Some contemporaries interpreted the assault as an artistic or literary act. Others argued that the attack was consistent with Mailer’s cultivated public image, which often emphasized hypermasculinity and a willingness to defy social norms.[30] James Baldwin, a writer and friend of Mailer, described it as an attempt to escape from "the spiritual prison he had created with his fantasies of becoming a politician," comparing it to “burning down the house in order to, at last, be free of it.”[31] Diana Trilling later recalled being told by her husband, critic Lionel Trilling, that the stabbing was a "Dostoyevskian ploy," allowing Mailer to "test the limits of evil in himself."[16] At the time, some of Mailer's friends considered him to be on the verge of dementia. Mailer later claimed that he had stabbed Morales "to relieve her of cancer," a statement critics cited as further evidence of his unstable state.[32]

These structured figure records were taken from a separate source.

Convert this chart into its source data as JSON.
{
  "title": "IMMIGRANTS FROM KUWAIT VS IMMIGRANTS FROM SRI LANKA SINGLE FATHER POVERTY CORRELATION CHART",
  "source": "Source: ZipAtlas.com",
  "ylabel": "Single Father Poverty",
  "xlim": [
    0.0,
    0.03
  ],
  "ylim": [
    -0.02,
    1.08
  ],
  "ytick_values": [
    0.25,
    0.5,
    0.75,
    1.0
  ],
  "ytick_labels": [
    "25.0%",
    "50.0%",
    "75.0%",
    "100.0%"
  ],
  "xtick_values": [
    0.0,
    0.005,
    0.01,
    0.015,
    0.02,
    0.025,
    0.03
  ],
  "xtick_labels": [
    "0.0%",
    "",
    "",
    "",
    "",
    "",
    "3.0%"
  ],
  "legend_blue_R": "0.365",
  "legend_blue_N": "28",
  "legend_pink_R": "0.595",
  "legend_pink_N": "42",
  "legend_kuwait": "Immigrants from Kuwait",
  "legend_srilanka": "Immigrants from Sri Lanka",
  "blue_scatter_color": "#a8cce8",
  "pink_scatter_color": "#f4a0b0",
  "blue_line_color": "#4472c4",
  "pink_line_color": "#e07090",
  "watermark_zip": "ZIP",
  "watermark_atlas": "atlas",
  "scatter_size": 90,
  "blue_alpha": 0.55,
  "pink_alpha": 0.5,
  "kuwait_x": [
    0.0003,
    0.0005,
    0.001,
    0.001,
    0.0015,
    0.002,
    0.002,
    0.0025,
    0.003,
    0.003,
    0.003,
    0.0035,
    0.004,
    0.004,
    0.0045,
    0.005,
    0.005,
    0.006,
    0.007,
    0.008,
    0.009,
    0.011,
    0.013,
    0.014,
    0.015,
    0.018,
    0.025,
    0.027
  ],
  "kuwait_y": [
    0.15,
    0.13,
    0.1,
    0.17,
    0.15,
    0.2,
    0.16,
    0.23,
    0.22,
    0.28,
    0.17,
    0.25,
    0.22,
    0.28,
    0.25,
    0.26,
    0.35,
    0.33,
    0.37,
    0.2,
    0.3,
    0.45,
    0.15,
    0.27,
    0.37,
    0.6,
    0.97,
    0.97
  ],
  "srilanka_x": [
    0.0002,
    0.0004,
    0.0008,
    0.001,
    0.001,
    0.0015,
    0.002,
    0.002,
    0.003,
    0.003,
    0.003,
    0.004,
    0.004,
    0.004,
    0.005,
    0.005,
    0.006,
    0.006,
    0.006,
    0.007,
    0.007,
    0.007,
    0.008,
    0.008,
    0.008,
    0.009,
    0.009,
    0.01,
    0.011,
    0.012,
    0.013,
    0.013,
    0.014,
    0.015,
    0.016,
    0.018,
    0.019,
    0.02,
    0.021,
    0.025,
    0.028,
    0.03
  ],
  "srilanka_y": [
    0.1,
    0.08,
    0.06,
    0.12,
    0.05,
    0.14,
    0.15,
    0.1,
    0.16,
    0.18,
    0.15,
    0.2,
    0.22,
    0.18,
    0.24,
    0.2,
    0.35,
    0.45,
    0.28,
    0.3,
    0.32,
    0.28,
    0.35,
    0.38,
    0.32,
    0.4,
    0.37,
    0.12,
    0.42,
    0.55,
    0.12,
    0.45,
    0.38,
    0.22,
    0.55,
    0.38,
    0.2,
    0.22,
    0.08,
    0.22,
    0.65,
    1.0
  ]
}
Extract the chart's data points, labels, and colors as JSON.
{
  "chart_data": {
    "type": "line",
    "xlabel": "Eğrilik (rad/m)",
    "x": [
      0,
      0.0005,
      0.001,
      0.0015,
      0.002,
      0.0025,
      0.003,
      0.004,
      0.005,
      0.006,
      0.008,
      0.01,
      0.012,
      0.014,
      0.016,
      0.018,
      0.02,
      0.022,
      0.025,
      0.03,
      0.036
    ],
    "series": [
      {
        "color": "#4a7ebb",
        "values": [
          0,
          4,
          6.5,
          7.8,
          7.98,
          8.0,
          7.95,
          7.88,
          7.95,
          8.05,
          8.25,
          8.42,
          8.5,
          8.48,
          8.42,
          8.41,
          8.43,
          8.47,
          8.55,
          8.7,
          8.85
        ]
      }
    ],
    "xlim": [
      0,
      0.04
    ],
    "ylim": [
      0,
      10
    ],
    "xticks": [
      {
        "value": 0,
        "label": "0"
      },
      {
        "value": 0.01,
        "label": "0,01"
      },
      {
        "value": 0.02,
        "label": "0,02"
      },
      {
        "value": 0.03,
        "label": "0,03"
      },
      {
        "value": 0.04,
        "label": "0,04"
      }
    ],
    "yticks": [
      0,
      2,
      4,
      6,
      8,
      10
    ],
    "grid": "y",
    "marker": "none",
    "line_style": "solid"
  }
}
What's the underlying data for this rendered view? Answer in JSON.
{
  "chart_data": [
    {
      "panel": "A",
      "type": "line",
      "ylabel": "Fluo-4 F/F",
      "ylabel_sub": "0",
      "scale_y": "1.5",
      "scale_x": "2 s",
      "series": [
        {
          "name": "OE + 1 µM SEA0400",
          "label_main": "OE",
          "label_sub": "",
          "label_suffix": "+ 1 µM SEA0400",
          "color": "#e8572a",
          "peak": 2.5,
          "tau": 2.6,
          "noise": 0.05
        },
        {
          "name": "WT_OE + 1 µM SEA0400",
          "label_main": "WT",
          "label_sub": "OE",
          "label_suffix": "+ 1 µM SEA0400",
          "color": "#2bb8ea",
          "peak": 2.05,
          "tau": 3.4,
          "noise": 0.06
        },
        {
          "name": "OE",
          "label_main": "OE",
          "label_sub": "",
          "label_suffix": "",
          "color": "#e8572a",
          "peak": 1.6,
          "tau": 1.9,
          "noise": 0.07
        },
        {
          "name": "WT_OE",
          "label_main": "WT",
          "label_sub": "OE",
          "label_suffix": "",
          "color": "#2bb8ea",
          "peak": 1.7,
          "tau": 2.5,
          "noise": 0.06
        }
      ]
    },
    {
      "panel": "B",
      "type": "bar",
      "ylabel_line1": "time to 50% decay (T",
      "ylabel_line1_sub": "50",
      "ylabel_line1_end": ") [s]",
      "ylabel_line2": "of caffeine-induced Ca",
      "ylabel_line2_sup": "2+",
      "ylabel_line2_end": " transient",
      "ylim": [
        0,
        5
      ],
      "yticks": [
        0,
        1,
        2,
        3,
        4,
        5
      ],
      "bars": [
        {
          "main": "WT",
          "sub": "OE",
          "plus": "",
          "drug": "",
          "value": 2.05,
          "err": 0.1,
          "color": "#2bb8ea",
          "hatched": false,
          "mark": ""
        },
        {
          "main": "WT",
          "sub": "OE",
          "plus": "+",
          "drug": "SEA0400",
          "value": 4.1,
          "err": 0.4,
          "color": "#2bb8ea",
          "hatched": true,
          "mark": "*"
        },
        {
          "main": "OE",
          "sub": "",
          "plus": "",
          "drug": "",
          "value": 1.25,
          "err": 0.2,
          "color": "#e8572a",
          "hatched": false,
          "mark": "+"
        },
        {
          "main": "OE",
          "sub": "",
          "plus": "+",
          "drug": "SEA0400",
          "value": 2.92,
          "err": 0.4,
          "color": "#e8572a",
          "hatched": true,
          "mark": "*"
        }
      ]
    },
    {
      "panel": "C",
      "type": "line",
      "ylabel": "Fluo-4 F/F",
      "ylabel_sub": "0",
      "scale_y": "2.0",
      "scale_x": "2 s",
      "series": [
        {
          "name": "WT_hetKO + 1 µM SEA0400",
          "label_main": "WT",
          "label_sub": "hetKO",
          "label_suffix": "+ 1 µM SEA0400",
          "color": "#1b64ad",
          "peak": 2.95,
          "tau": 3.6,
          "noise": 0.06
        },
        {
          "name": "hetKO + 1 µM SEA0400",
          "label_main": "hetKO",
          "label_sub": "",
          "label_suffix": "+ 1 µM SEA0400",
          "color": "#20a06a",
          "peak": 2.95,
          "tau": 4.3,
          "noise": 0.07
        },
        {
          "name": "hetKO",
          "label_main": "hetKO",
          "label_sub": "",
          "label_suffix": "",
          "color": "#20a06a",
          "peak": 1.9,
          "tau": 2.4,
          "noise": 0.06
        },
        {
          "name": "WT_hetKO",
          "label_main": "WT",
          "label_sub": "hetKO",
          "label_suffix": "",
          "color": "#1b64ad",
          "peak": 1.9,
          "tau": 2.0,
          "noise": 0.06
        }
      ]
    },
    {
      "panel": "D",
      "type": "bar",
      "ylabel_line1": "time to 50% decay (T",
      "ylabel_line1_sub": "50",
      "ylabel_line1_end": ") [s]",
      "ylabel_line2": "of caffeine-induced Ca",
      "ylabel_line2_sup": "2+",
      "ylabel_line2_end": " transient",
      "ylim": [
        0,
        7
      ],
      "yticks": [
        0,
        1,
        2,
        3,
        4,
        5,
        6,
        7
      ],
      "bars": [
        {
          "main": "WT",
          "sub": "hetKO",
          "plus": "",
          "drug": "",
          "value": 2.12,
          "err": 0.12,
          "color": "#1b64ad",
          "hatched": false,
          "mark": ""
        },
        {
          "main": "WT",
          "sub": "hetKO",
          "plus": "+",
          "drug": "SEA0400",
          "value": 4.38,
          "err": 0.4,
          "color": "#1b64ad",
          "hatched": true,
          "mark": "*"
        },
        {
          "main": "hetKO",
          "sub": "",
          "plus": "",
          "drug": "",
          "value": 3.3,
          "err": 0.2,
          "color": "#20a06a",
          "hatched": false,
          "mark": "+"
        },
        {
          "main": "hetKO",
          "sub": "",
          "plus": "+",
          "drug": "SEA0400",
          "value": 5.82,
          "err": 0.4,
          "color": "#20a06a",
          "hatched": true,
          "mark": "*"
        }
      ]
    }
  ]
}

The incident also drew criticism from feminist writers, particularly Kate Millett in her 1970 work Sexual Politics, who paralleled the attack with themes of sexual violence found throughout Mailer's work.[33] Despite this criticism, Mailer launched a second mayoral campaign in 1969, received 5% of the vote and gained support from prominent some feminists, including Bella Abzug and Gloria Steinem.[34]

In a 1971 appearance on The Dick Cavett Show, Mailer remarked, "We all know that I stabbed my wife many years ago. We all know that"[35] He did not publicly express remorse until a 2000 interview, in which he called the stabbing “the one act I can look back on and regret for the rest of my life.”[36]